Le désaveu de liens peut être une option lorsque le site subit une pénalité manuelle de la part de Google, liée à une stratégie de backlinks agressive. Selon les préconisations officielles toujours, deux conditions doivent impérativement être remplies pour qu’il soit pertinent de désavouer vos liens toxiques : il faut que votre site soit victime d’un nombre important de liens artificiels, de mauvaise qualité ou associés à du spam et que ces liens aient engendré ou risquent d’engendrer une action manuelle à l’encontre de votre site (pénalisation SEO).
Étant donné les multiples interprétations pouvant être associées à ces recommandations, on comprend bien pourquoi autant de sociétés se sont jetés dans ce gouffre. Il existe par ailleurs divers retours d’expériences SEO communiquées autour du désaveux de liens :
- I Disavowed Every Link To My Website. Here’s What Happened par Cyrus Shepard, publié en juillet 2024 sur Zyppy.com ;
- How a site owner finally removed a disavow file with 15K+ domains, stopped continually disavowing links, and then surged back from the dead par Glen Gabe en juin 2023 sur GSQI.com.
On apprend que :
- Soit la visibilité SEO est fortement dégradée, au moins pendant un temps (semaines voir mois) ;
- Soit il ne se passe pas grand chose – dans le meilleur des cas.

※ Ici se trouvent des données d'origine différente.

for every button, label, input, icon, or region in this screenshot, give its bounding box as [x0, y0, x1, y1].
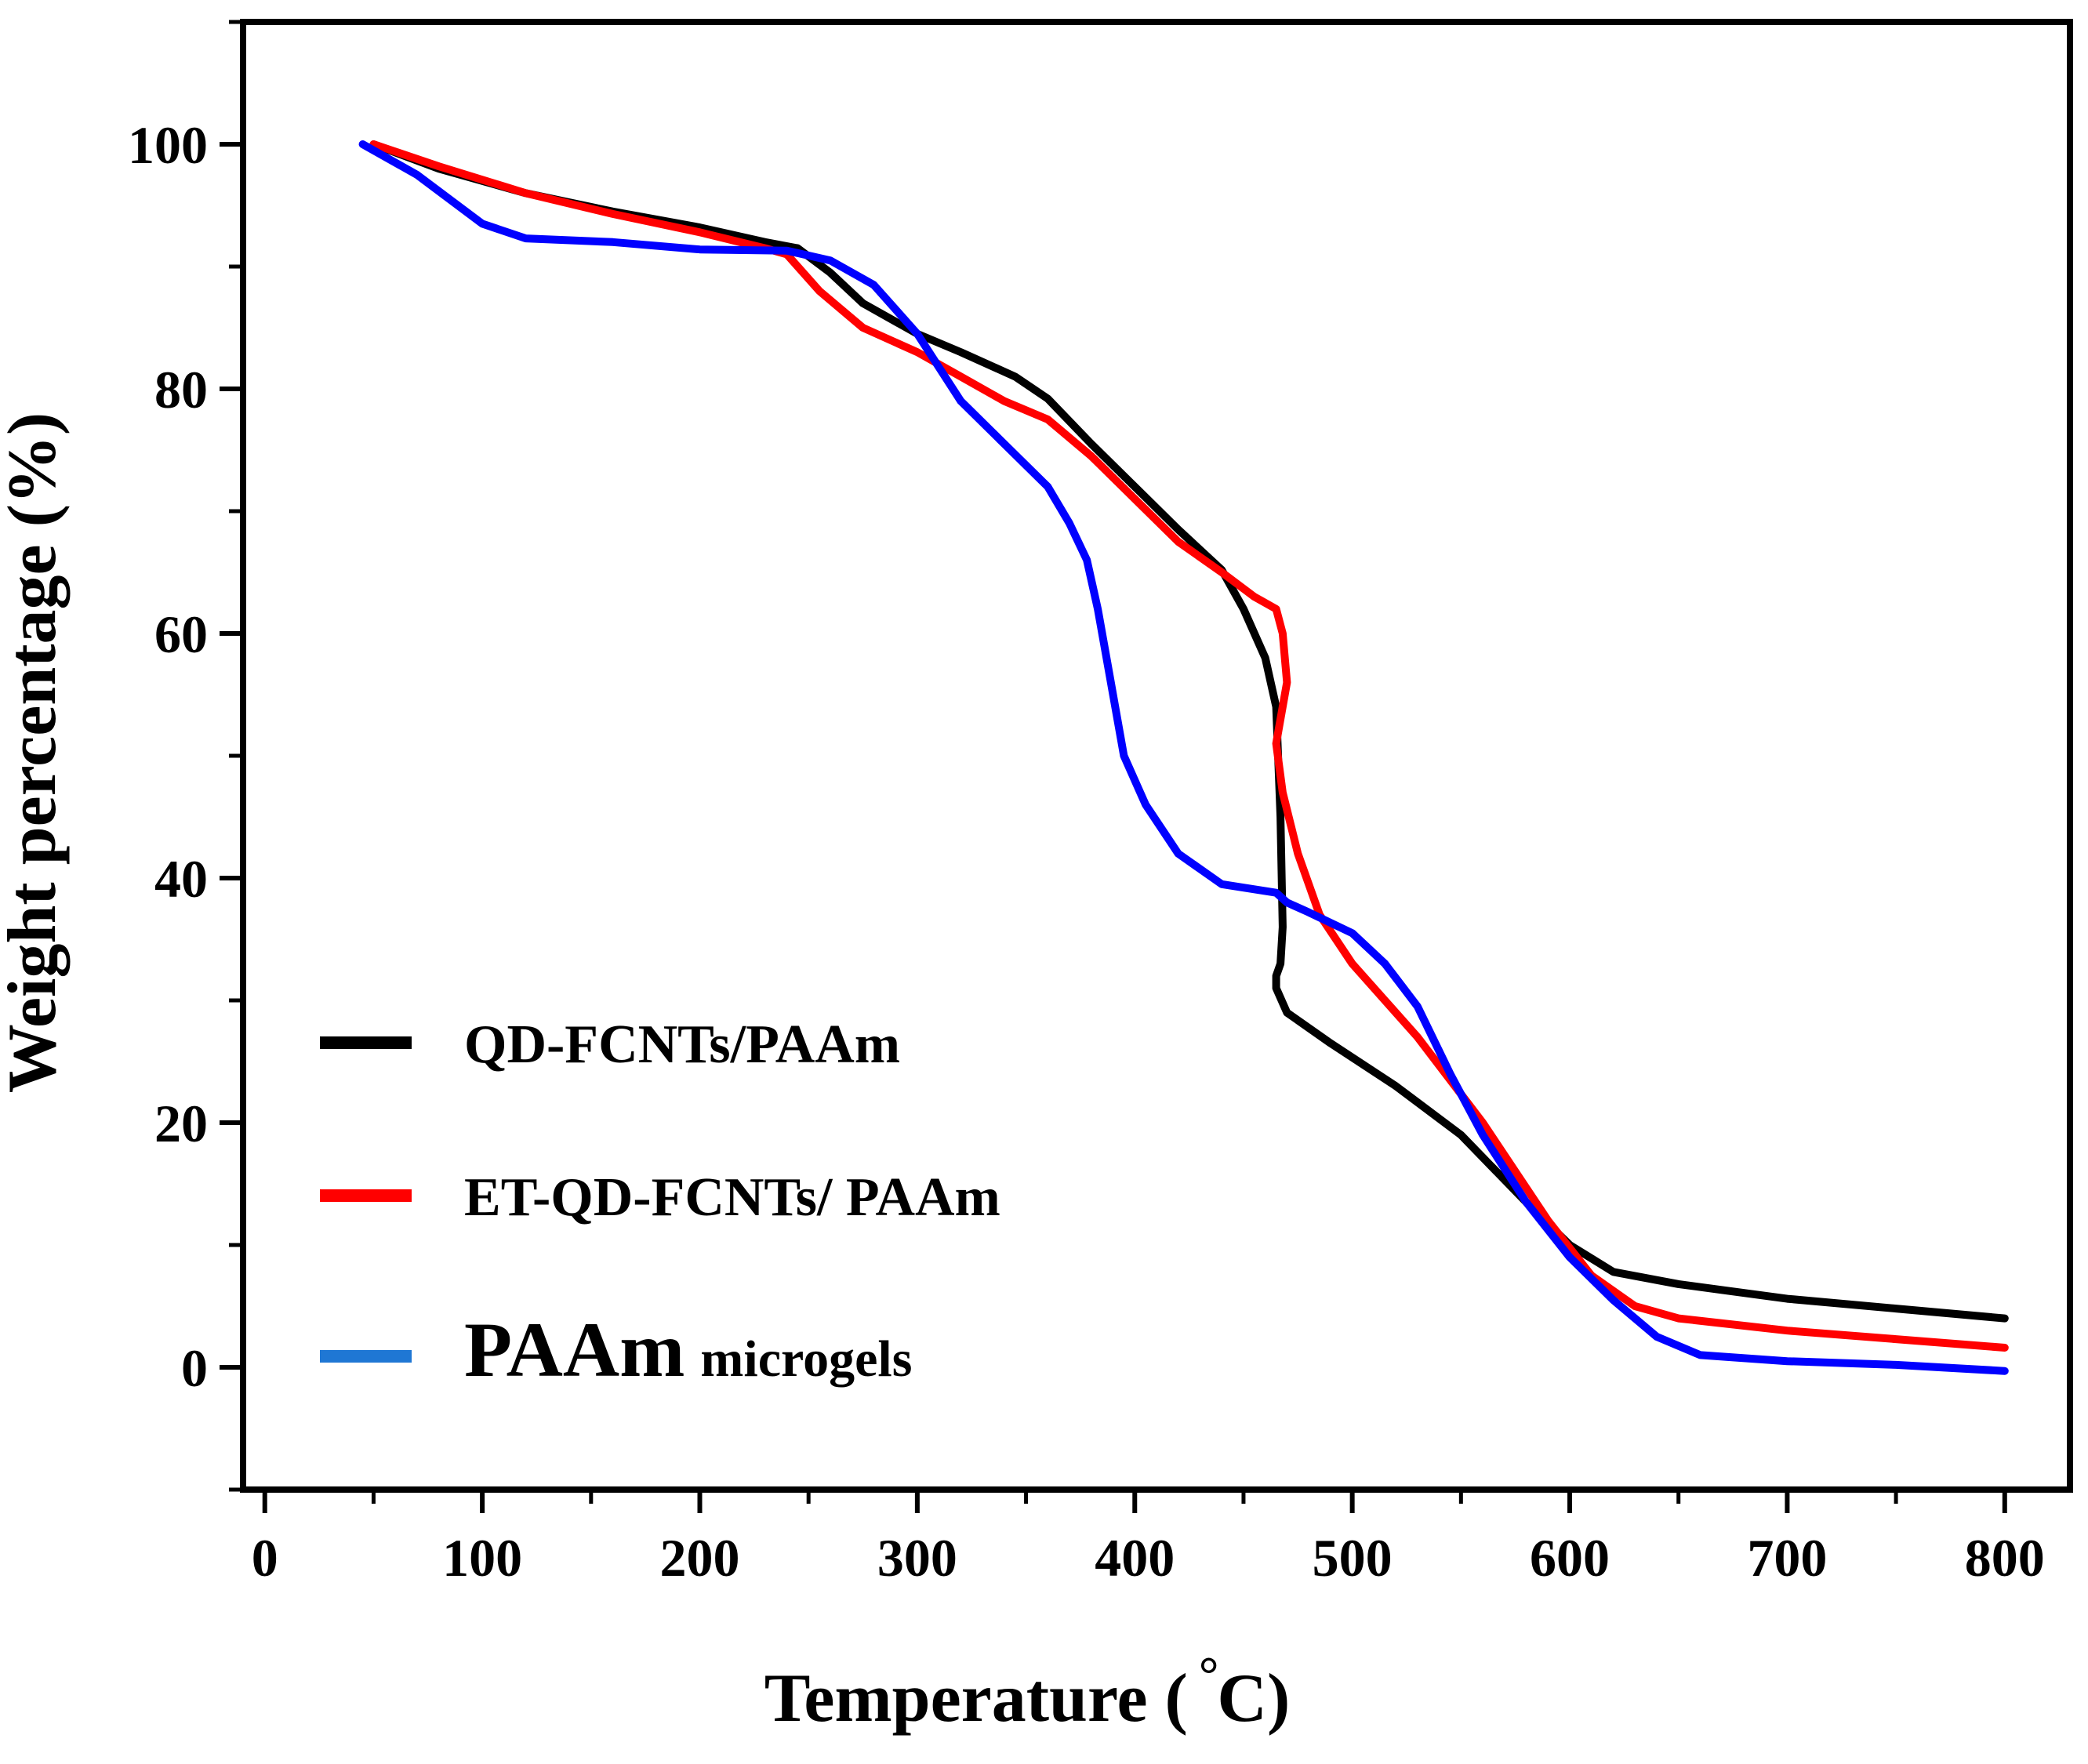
- x-tick-label: 100: [442, 1528, 522, 1588]
- x-axis-title-main: Temperature (: [764, 1661, 1188, 1737]
- series-line: [358, 140, 2009, 1375]
- x-tick-label: 500: [1313, 1528, 1393, 1588]
- legend: QD-FCNTs/PAAm ET-QD-FCNTs/ PAAm PAAm microg…: [320, 1014, 1000, 1393]
- axes: 0 100 200 300 400 500 600 700 800 0 20 40 60 80 100: [128, 19, 2073, 1588]
- y-tick-label: 80: [154, 360, 208, 419]
- x-tick-label: 800: [1965, 1528, 2045, 1588]
- legend-label-sub: microgels: [700, 1330, 912, 1388]
- x-tick-label: 200: [660, 1528, 740, 1588]
- legend-label: QD-FCNTs/PAAm: [464, 1014, 900, 1075]
- y-tick-label: 60: [154, 604, 208, 664]
- legend-label: PAAm microgels: [464, 1306, 912, 1393]
- x-tick-label: 700: [1747, 1528, 1827, 1588]
- y-axis-title: Weight percentage (%): [0, 412, 71, 1093]
- legend-label-main: PAAm: [464, 1306, 685, 1393]
- x-tick-label: 400: [1095, 1528, 1175, 1588]
- x-tick-label: 300: [877, 1528, 957, 1588]
- x-axis-title-degree: °: [1199, 1646, 1219, 1702]
- y-tick-label: 0: [181, 1338, 208, 1398]
- x-tick-label: 0: [252, 1528, 278, 1588]
- y-tick-label: 100: [128, 115, 208, 175]
- series-lines: [358, 140, 2009, 1375]
- x-tick-label: 600: [1530, 1528, 1610, 1588]
- legend-label: ET-QD-FCNTs/ PAAm: [464, 1167, 1000, 1228]
- x-axis-title-unit: C): [1217, 1661, 1290, 1737]
- x-axis-title: Temperature (°C): [764, 1646, 1291, 1737]
- y-tick-label: 40: [154, 849, 208, 909]
- y-tick-label: 20: [154, 1094, 208, 1153]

C’est bien beau tout ça, mais on fait quoi concrètement ? La réponse est simple : dans la plupart des cas, vous n’avez rien à faire.
Si vous avez le moindre doute sur la démarche à adopter, demandez une évaluation précise à votre référenceur ; ce dernier doit être en capacité de vous fournir des éléments concrets sur votre profil de liens et le risque de toxicité associé. De plus, votre profil de liens peut (doit) être comparé avec celui de vos concurrents de visibilité : mettez à plat les indicateurs et regardez s’il y a de véritable incohérences de votre côté, des facteurs de risque SEO.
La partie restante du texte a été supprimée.